Revelations…

Sunday, April 3, 2011

And not of biblical proportion. So…as discussed I have been on the evil bean diet. Thus why it has taken me 4 weeks to blog. You try getting off the toilet to blog after baggin 20lbs of beans. It aint pretty. The good news is that I lost 10 lbs in 3 weeks. The bad news is I almost bit the big one. Apparently in addition to shitting out no fat and carbs, I also released the oil that keeps the engine running. Not ideal for life. However comma, ideal when stepping on the scale. So things were a bit blurry and 3Dish. I can be dizzy for a size that doesn’t end in X. Visual. Fat chick hooked to electrodes sipping on cab. It screams dying to drink. What can I say? Apparently my heart rate wasn’t syncing with my blood pressure. And? Nothing about me is in sync. So they hooked me to a bunch of shit only to determine I’m fat minus some crucial potassium. Instead of losing inches I lost the very gas I was ingesting. I’m no Toyota. Story of my life.

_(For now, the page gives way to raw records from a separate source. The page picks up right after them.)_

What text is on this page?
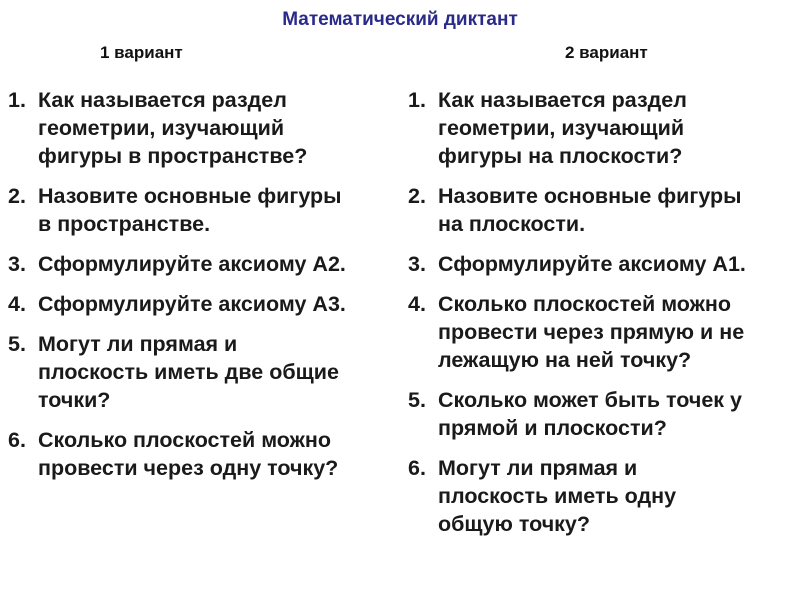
Математический диктант
1 вариант	2 вариант
1. Как называется раздел
геометрии, изучающий
фигуры в пространстве?
2. Назовите основные фигуры
в пространстве.
3. Сформулируйте аксиому А2.
4. Сформулируйте аксиому А3.
5. Могут ли прямая и
плоскость иметь две общие
точки?
6. Сколько плоскостей можно
провести через одну точку?
1. Как называется раздел
геометрии, изучающий
фигуры на плоскости?
2. Назовите основные фигуры
на плоскости.
3. Сформулируйте аксиому А1.
4. Сколько плоскостей можно
провести через прямую и не
лежащую на ней точку?
5. Сколько может быть точек у
прямой и плоскости?
6. Могут ли прямая и
плоскость иметь одну
общую точку?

I was all about the evil beans until they tried to kill me. This is why I’m convinced I need to stick with the fatties. As a SIF I never complained of palpitations or dizziness. That’s a 1/4 pounders disease. Life on the other side aint so grand. Since my impending doom I’ve gone back to my old ways. If it aint broke…leave it the fuck alone. So I’m at the McDonald’s drive thru this morning with my husband. Why? I can’t be sure. I prefer to binge alone. All I wanted was a decaf coffee black. Well…All I really wanted a biscuit but he was in the car so I went skinny on his ass. Black coffee no sugar no cream. Not only a song (thanks Heavy D) but my skinny girl anthem. Some dumb ass in front of me decided to order 2 parfaits and hold up the line. If you want yogurt…carry your ass to the grocery! I don’t go to subway for french fries….don’t be holdin me up at Mickey D’s for some damn yogurt! My husband hears the voice behind the drive thru and decides she’s of Asian decent. That’s where I broke bad on his ass. Racial profiling in the drive through aint cool. Especially when I know the woman to be of Latino decent. So I went there. I told him not only was she not Asian, she was a middle aged Hispanic woman, possibly from Jalisco, who wears her hair in a pony tail, she’s about 4′ 8″ and does not like fried rice. To that I added, the woman who would be handing us our food would be one over friendly Caucasian  woman who never puts the lid on the Coke tight enough. 1 outa 2 aint bad. Apparently my food lady was off for the day. He was visibly frightened. Yet, no divorce. There’s always tomorrow… and Burger King.

So I’m working on a theory. Hole closing. You know how if you get your ears pierced and you don’t wear earrings your hole closes? What if you don’t get enough sex? What’s up with that hole? I’m just sayin is all. It’s a legit concern. I don’t want to pierce it. I would prefer it be pierced. However comma, that doesn’t seem to be in my control. My doctor says there is no threat of hole closure. He’s the same one who hooked me up to electrodes and let me run and drink red wine. I fear he can’t be trusted. I have my own theories. El Conejo is very reassuring at times like this. He’s like a “clip on earring.” Classless but sometimes necessary. So 10 lbs less isn’t that impressive. It’s like switching from Diet Coke to water. You feel somewhat better but no one cares. No one is running up to me to declare me skinny. Yet I see bones in my face that haven’t surfaced in years. My muffin top has transformed into Sponakopeta. Figure that one out. If I wasn’t running a half marathon this weekend I might take my chances with death and go back to the beans. Dead and skinny beats fat and alive. Scratch that. Fat and alive would be fine if it were acceptable. Although I must admit dents and dings would make me want a new model. I fear no amount of fat loss, Botox and bullshit can fix this problem.

When you don’t have the answer, switch jobs. That’s what I did. I start a new one tomorrow. In my world I’m writing screen plays, doing stand up and making fun of SIF everywhere. In the real world I’ll be happy to open your checking account. Bankers are chubby. That’s why I’m the perfect candidate. Open an account and I’ll give you a toaster or a blender. Not a shake or a salad. That’s how I roles. I come complete with candy on my desk and chocolate on my lips. If you can’t trust a fat banker with toasters, candy and chocolate lips who can you trust?